The condition is relatively rare, and can be difficult to identify. As a result, diagnosis can be slow. One study suggests that the time between the first symptom and diagnosis may take, on average, as long as 19 years. In the meantime, it may be written off as benign hypermobility.
Signs and Symptoms of Ehlers-Danlos Syndrome
The different forms of EDS present in different ways, but all types are associated with:
- joint hypermobility: joints are more bendy than expected
- stretchy skin: skin can be pulled further than normal
- fragile tissues: skin, muscles, and organ tissues are more prone to injury, and may take longer to heal
- higher rates of pelvic organ prolapse
Patients may present to an osteopath with EDS (whether or not the condition has been diagnosed) as a result of any of these symptoms. Anecdotally, joint hypermobility is a common cause for discomfort among patients with EDS. This can lead to:
- joint dislocations or subluxations
- muscle strains (especially if already prone to injury due to fragile tissues)
- predisposition to osteoarthritis
These issues can cause widespread aches and pains, from headaches to plantar fasciitis.
Managing Hypermobility
We’ve written before about the aches and pains associated with having more joint mobility than normal.

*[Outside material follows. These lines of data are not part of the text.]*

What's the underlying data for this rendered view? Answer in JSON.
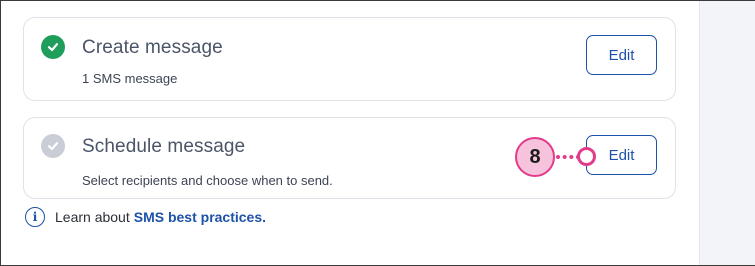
{
  "steps": [
    {
      "title": "Create message",
      "subtitle": "1 SMS message",
      "status": "complete",
      "status_color": "#1e9e5a",
      "status_icon": "check-circle-icon",
      "edit_label": "Edit"
    },
    {
      "title": "Schedule message",
      "subtitle": "Select recipients and choose when to send.",
      "status": "incomplete",
      "status_color": "#c9cdd6",
      "status_icon": "check-circle-icon",
      "edit_label": "Edit"
    }
  ],
  "info": {
    "icon": "info-icon",
    "prefix": "Learn about",
    "link_text": "SMS best practices."
  },
  "callout": {
    "number": "8",
    "color": "#e23b8a"
  },
  "colors": {
    "accent": "#1d52a8",
    "success": "#1e9e5a"
  }
}
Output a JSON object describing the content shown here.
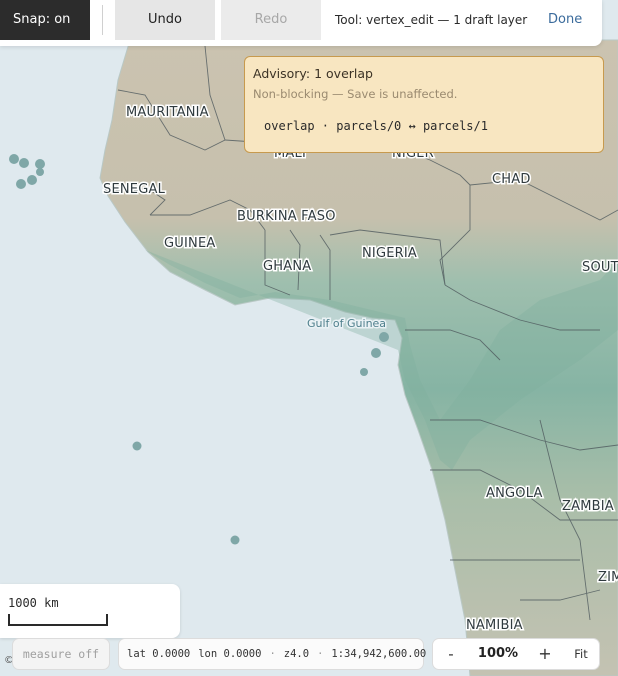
{
  "toolbar": {
    "snap_label": "Snap: on",
    "undo_label": "Undo",
    "redo_label": "Redo",
    "tool_status": "Tool: vertex_edit — 1 draft layer",
    "done_label": "Done"
  },
  "advisory": {
    "title": "Advisory: 1 overlap",
    "subtitle": "Non-blocking — Save is unaffected.",
    "detail": "overlap · parcels/0 ↔ parcels/1"
  },
  "map": {
    "labels": {
      "mauritania": "MAURITANIA",
      "mali": "MALI",
      "niger": "NIGER",
      "chad": "CHAD",
      "senegal": "SENEGAL",
      "burkina_faso": "BURKINA FASO",
      "guinea": "GUINEA",
      "ghana": "GHANA",
      "nigeria": "NIGERIA",
      "south": "SOUT",
      "gulf_of_guinea": "Gulf of Guinea",
      "angola": "ANGOLA",
      "zambia": "ZAMBIA",
      "zimbabwe": "ZIM",
      "namibia": "NAMIBIA"
    },
    "colors": {
      "ocean": "#dfe9ee",
      "land_green": "#8bb8a8",
      "land_tan": "#c9c1ae",
      "border": "#4f5a5e"
    }
  },
  "scale": {
    "label": "1000 km"
  },
  "measure": {
    "label": "measure off"
  },
  "attribution": {
    "symbol": "©"
  },
  "coords": {
    "lat": "lat 0.0000",
    "lon": "lon 0.0000",
    "sep": "·",
    "zoom": "z4.0",
    "scale": "1:34,942,600.00"
  },
  "zoom": {
    "minus": "-",
    "level": "100%",
    "plus": "+",
    "fit": "Fit"
  }
}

In brief, when ligaments are not effective in limiting movement, something else has to take over. This could be muscle, so strengthening the muscles around a hypermobile area is a potential approach. EDS is complicated, but strengthening could be one part of the treatment plan. A strengthening plan will be tailored just for you, taking into consideration which movements might over-stress the joints and what fits in best with your lifestyle. We expect that it will take longer than average to reach your strengthening goals if you have EDS due to the potential vulnerability of the muscles. Slowly increasing the intensity of your strength training is especially important with this in mind.
Association with Arthritis
Osteoarthritis is a condition of “wear and tear” or overuse. As EDS leads to hypermobility and potential dislocations, it does encourage overuse of the joints. People often think that a diagnosis of arthritis is the end of the road, and that they just need to wait until their symptoms get bad enough to need a joint replacement. But with early intervention, this is not always the case.
Managing your hypermobility as mentioned above, before the first signs of arthritis develop, is the best thing you can do to minimise your risk of arthritis. If you are starting to feel joint pain, grinding, or crunching, it may still be early enough to intervene. In early arthritis, the cartilage is the affected tissue. Although it is slow to heal, it is living tissue, and responds well to treatment to encourage better movement. This will need to be combined with strengthening. With a comprehensive plan, we can aim to slow the progress of arthritis and minimise its effects elsewhere in the body.